Bracelet-“shield” against “indiscreet” electronic microphones

Bracelet - "shield" against "indiscreet" electronic microphones
© Bracelet- “shield” against “prying” electronic device microphones

“shield” device against microphones located in the user’s environment (including hidden microphones) was developed by researchers from the University of Chicago.

This hand-worn device, referring to a bracelet, is based on the fact that when exposed to ultrasound, most commercially available microphones leak sound into the audible spectrum. In addition, as the researchers note, the device exploits a synergy between ultrasonic interference and the physical movement of wearable devices used by users (eg bracelets) as they walk or gesture.

Researchers have shown in their work that these movements can counteract / compensate for the “blind spots” of interference, but also increase the range of interference. Additionally, this bracelet is designed in a way that allows for multi-directional interference, thus protecting the user from microphones that are not visible.

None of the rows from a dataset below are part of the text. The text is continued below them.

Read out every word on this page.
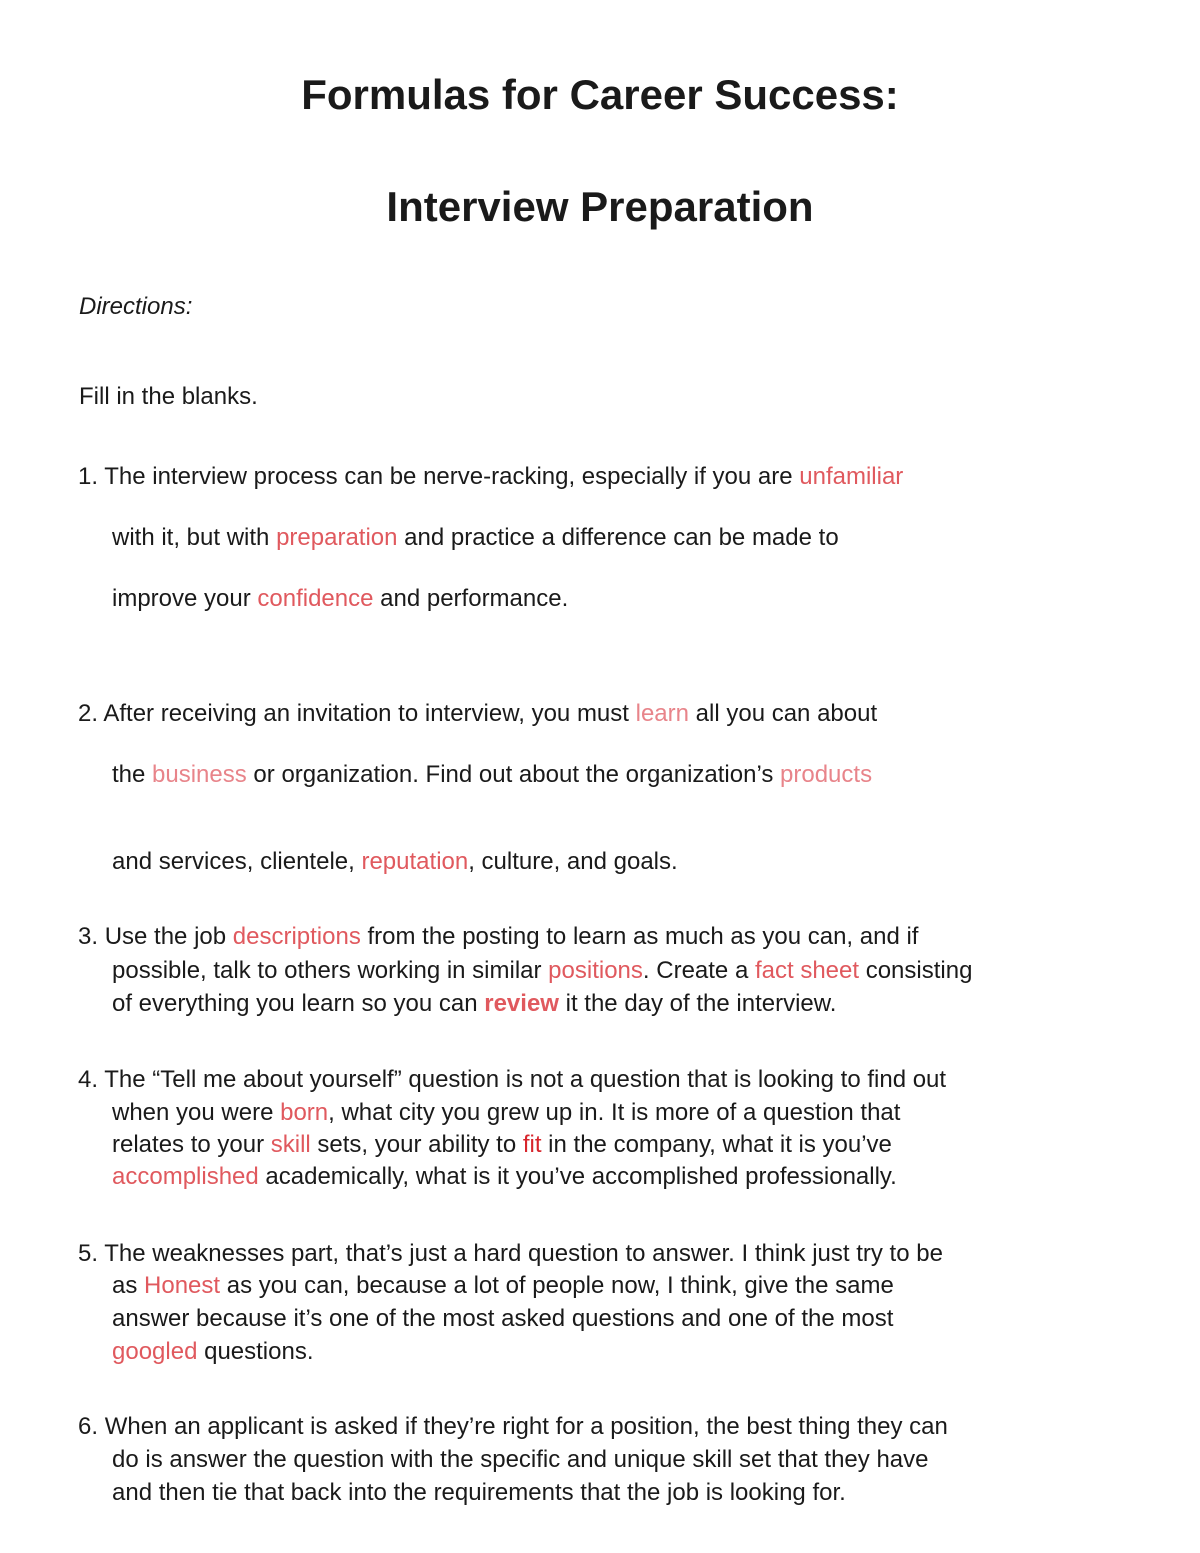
Formulas for Career Success:
Interview Preparation

Directions:

Fill in the blanks.

1. The interview process can be nerve-racking, especially if you are unfamiliar

with it, but with preparation and practice a difference can be made to

improve your confidence and performance.

2. After receiving an invitation to interview, you must learn all you can about

the business or organization. Find out about the organization’s products

and services, clientele, reputation, culture, and goals.

3. Use the job descriptions from the posting to learn as much as you can, and if

possible, talk to others working in similar positions. Create a fact sheet consisting

of everything you learn so you can review it the day of the interview.

4. The “Tell me about yourself” question is not a question that is looking to find out

when you were born, what city you grew up in. It is more of a question that

relates to your skill sets, your ability to fit in the company, what it is you’ve

accomplished academically, what is it you’ve accomplished professionally.

5. The weaknesses part, that’s just a hard question to answer. I think just try to be

as Honest as you can, because a lot of people now, I think, give the same

answer because it’s one of the most asked questions and one of the most

googled questions.

6. When an applicant is asked if they’re right for a position, the best thing they can

do is answer the question with the specific and unique skill set that they have

and then tie that back into the requirements that the job is looking for.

The creators of the device stress that consumers are becoming more suspicious and nervous about the “smart” electronic devices that are activated and operated by voice, because they are able to “listen”, record and possibly store personal information. In this context, they have taken advantage of the above-mentioned ultrasound phenomenon, which can prevent the recording of human speech from commercially available microphones.

“Although these ultrasound signals are not perceived by human ears, they leak into the audible spectrum when “caught” by microphones, producing an interference signal inside the microphone circuit, which causes a problem with voice recording.”

they note relatively, adding however that such devices are largely directional and that they are based on multiple transmitters, which may leave “blind spots”. Therefore, this device converts the ultrasound jammer into a bracelet and utilizes the natural movements of the hand during speech, movement, gestures, etc. to cover these “blind spots”, protecting the user without having to “target” the microphones.